TM meditators were the subjects in several EEG studies of meditation conducted by Wallace (1970), Wallace et al. (1971), Banquet (1972, 1973; Banquet and Sailhan 1974), and Fenwick et al. (1977), all of whom came to essentially the same conclusion. At the beginning of meditation the alpha rhythm increases in amplitude and then generally slows in frequency by 1-3 Hz before spreading forwards into the frontal channels. In some meditators, bursts of theta activity are seen bitemporally, which may alternate with a recurrence of the alpha rhythm. In some studies only, bursts of beta spindling, mainly frontally, are seen in the deeper stages of meditation, and it has been suggested that these are concurrent with ‘transcendence’. All these changes are suggestive of lowered cortical arousal. Beta spindling is frequently seen in non-meditators who have become drowsy and passed into stage 1 sleep. Thus, the EEG changes point towards a behavioural state which is on the dimension of alertness to drowsiness. However, it must be remembered that EEG changes are non-specific, and it is not possible to argue from them to mental state. But physiologically this pattern of changes is not unique to meditation alone. Thus we cannot conclude on the basis of these findings that the meditation state is physiologically unique, but neither can we infer that the mental state of meditation is not distinct from low arousal states of drowsiness and light sleep.
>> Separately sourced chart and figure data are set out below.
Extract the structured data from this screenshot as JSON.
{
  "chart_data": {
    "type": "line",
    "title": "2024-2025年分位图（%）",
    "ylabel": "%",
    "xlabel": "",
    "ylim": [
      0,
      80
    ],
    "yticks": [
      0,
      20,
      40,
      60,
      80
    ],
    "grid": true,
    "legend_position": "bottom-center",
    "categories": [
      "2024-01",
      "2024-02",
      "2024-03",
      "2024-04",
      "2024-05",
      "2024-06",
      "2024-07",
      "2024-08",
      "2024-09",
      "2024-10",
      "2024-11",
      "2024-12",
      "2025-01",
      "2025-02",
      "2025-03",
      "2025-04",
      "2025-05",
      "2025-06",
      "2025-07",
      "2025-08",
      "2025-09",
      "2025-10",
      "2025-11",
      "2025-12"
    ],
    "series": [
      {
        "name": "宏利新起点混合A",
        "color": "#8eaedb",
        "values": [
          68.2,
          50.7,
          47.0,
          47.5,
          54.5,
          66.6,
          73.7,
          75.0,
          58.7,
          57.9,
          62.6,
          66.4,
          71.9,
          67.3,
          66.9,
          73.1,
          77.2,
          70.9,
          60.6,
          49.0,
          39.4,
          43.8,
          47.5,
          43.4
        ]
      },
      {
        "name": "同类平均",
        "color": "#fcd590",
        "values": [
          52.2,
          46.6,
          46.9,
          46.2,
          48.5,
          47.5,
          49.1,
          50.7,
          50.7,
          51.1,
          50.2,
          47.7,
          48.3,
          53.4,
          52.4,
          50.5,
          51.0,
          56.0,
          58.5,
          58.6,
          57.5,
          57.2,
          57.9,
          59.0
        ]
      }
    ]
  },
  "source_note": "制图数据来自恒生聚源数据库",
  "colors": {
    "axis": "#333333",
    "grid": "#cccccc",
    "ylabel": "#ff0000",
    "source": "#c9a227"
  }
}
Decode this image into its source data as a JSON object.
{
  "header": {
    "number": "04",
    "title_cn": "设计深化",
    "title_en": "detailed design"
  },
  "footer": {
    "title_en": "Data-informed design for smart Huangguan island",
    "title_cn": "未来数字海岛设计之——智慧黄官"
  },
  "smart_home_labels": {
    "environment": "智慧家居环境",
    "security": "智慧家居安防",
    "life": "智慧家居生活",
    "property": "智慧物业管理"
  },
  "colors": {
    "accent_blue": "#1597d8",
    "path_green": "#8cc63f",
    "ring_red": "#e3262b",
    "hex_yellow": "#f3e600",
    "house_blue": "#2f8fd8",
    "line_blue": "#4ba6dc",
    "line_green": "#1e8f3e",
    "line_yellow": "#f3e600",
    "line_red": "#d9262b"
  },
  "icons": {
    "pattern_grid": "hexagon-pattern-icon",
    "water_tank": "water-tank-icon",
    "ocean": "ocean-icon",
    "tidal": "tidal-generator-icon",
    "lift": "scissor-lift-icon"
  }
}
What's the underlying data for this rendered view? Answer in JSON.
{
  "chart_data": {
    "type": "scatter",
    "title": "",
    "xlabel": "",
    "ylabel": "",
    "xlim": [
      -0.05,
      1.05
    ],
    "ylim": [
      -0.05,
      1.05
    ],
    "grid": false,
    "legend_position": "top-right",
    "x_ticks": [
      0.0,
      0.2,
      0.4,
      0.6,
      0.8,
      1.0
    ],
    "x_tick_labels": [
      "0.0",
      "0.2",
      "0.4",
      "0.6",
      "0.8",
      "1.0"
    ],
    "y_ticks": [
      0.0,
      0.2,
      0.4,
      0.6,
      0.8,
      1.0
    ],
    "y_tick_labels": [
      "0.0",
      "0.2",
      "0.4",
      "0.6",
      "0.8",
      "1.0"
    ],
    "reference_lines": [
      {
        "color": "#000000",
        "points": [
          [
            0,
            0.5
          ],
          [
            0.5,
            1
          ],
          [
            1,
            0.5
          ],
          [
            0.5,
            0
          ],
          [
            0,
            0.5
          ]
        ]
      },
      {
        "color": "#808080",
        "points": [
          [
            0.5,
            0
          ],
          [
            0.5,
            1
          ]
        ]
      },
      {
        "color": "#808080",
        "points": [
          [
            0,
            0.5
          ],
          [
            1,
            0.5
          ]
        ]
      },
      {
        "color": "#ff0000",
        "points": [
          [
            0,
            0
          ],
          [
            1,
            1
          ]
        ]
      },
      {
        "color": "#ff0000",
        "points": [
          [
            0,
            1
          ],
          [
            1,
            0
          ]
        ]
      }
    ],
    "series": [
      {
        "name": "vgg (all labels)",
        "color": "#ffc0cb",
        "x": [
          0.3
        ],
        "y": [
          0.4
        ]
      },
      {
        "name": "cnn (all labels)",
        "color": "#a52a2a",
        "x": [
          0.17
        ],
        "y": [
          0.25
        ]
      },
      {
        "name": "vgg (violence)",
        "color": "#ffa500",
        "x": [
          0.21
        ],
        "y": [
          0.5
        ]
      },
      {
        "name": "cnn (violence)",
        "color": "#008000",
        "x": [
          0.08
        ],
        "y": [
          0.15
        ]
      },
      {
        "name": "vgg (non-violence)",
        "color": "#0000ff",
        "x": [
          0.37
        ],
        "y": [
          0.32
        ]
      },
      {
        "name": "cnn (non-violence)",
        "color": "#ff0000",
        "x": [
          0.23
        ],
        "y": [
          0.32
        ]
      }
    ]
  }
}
Much the most interesting question is whether the neurophysiological processes underlying meditation are in some respects similar to those of sleep. As has already been pointed out, it is never possible to argue back from an EEG picture to a mental state. There is a difference in mental state between meditation and sleep. However, if the same constellation of factors is found in both meditation and sleep, then it is possible that the same neurophysiological mechanisms are involved in both processes. As already described, the slowing and spreading forward of the alpha rhythm, intermittent bursts of theta activity, intermixed with alpha, and the occurrence of slow, rolling eyeball movements with the additional reported occurrence of myoclonic jerks during meditation (Banquet 1973; Fenwick 1974; Fenwick et al. 1977) all suggest that cortical arousal is decreased along the dimension of relaxed alertness to stage 1 sleep. Most of the phenomena indicate stage onset (not stage 1, but drowsiness) sleep. Stigsby et al. (1981), in an excellent study, carried out a computer analysis of EEGs during meditation, drowsiness, and sleep. They found that meditation was similar, in its spectral profile, to waking and drowsiness, but was quite different from stage 1 and 2 sleep, thus confirming the findings of Fenwick et al. (1977). There are other crucial differences between meditation and sleep. Firstly, an average subject not practising a technique of meditation cannot hold himself in the deepest stages of drowsiness, just before the onset of sleep, without rapidly falling through it into stage 1 sleep. Secondly, some features of the meditation experience are alien to those of deep drowsiness. For example both the subjective experience during meditation and the changes in rate and rhythm of breathing are atypical of stage 1 sleep or deep drowsiness. Thus one is forced to conclude that although the meditating state is in the direction of lowered cortical arousal it is different from that of deep drowsiness and stage 1 sleep in several significant respects.